This is a continuation of challenge #47; it implements the complete BB'98 attack.
Set yourself up the way you did in #47, but this time generate a 768 bit modulus.
To make the attack work with a realistic RSA keypair, you need to reproduce step 2b
from the paper, and your implementation of Step 3 needs to handle multiple ranges.
The full Bleichenbacher attack works basically like this:
Starting from the smallest 's' that could possibly produce a plaintext bigger than
2B, iteratively search for an 's' that produces a conformant plaintext.
For our known 's1' and 'n', solve m1=m0s1-rn (again: just a definition of modular
multiplication) for 'r', the number of times we've wrapped the modulus.

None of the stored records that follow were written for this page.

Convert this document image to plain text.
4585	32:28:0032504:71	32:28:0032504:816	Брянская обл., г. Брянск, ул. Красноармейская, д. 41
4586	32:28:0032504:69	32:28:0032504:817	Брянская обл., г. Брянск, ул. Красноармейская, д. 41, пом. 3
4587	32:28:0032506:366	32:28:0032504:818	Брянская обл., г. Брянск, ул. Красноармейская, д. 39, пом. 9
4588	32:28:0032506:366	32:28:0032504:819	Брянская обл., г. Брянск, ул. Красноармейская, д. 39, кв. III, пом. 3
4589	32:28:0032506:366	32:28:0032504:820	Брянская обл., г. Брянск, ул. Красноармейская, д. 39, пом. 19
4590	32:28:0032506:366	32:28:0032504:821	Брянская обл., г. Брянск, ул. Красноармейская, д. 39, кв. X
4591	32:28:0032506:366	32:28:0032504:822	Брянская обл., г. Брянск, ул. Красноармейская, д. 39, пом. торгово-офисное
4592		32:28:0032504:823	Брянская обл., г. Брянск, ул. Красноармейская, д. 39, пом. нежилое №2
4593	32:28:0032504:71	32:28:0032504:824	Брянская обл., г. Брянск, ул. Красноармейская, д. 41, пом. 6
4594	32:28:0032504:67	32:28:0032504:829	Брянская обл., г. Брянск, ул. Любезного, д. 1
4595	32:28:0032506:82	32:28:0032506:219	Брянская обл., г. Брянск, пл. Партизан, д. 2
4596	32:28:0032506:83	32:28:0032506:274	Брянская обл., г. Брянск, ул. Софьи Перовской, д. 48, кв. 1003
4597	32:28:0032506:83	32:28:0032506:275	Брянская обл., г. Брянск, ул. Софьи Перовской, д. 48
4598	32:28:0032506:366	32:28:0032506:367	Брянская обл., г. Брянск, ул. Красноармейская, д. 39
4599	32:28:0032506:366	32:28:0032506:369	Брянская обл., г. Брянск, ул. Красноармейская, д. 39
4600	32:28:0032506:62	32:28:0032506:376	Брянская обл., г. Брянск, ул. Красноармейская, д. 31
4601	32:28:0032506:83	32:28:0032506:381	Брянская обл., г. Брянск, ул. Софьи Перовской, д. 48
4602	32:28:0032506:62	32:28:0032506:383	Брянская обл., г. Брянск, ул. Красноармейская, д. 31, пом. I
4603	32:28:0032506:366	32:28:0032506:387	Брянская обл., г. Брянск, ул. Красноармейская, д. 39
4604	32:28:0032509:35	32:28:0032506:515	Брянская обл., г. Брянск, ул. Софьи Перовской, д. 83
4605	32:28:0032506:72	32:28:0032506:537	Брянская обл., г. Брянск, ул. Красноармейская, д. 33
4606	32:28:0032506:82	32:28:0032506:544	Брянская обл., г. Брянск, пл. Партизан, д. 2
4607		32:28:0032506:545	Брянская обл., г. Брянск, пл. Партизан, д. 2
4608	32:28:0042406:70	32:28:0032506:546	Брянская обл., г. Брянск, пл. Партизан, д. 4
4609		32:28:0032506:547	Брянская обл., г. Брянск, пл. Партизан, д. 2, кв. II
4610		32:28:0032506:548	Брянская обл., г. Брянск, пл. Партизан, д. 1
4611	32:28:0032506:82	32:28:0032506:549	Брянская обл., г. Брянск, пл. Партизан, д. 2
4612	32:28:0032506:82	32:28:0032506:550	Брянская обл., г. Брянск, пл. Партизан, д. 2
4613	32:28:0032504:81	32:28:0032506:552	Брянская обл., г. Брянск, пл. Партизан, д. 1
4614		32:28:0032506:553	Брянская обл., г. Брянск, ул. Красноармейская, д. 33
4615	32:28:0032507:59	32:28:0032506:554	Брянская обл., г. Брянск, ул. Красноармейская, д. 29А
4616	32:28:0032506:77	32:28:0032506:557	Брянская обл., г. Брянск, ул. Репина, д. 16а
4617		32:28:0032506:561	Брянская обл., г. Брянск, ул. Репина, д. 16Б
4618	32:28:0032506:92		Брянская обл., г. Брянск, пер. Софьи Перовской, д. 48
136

'm0' and 'm1' are unknowns, but we know both are conformant PKCS#1v1.5 plaintexts,
and so are between [2B,3B].
We substitute the known bounds for both, leaving only 'r' free, and solve for a
range of possible 'r' values. This range should be small!

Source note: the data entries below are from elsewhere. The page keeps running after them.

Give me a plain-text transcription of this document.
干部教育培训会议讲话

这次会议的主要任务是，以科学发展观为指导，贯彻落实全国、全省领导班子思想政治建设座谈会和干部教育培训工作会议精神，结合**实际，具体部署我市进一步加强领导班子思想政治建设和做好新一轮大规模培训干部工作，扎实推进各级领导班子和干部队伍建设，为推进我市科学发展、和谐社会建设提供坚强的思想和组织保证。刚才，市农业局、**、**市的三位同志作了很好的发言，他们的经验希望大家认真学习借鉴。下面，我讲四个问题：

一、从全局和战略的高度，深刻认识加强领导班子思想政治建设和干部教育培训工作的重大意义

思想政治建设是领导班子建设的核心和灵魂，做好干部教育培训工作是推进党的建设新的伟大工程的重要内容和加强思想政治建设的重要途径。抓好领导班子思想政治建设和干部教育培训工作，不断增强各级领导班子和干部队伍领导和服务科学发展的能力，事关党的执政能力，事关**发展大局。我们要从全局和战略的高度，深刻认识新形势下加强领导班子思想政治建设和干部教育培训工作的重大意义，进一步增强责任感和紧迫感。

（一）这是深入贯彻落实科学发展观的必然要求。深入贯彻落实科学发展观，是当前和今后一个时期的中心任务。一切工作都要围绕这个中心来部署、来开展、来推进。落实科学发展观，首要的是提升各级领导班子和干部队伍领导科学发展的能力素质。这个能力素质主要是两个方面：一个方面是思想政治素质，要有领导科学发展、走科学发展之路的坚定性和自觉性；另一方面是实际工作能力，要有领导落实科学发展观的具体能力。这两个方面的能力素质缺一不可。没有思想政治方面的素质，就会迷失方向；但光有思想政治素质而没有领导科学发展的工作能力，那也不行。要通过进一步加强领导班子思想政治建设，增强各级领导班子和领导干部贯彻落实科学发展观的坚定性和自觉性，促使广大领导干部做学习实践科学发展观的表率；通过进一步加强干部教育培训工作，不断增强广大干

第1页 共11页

Solve m1=m0s1-rn again but this time for 'm0', plugging in each value of 'r' we
generated in the last step. This gives us new intervals to work with. Rule out any
interval that is outside 2B,3B.
Repeat the process for successively higher values of 's'. Eventually, this process
will get us down to just one interval, whereupon we're back to exercise #47.
What happens when we get down to one interval is, we stop blindly incrementing 's';
instead, we start rapidly growing 'r' and backing it out to 's' values by solving
m1=m0s1-rn for 's' instead of 'r' or 'm0'. So much algebra! Make your teenage son
do it for you! *Note: does not work well in practice*
'''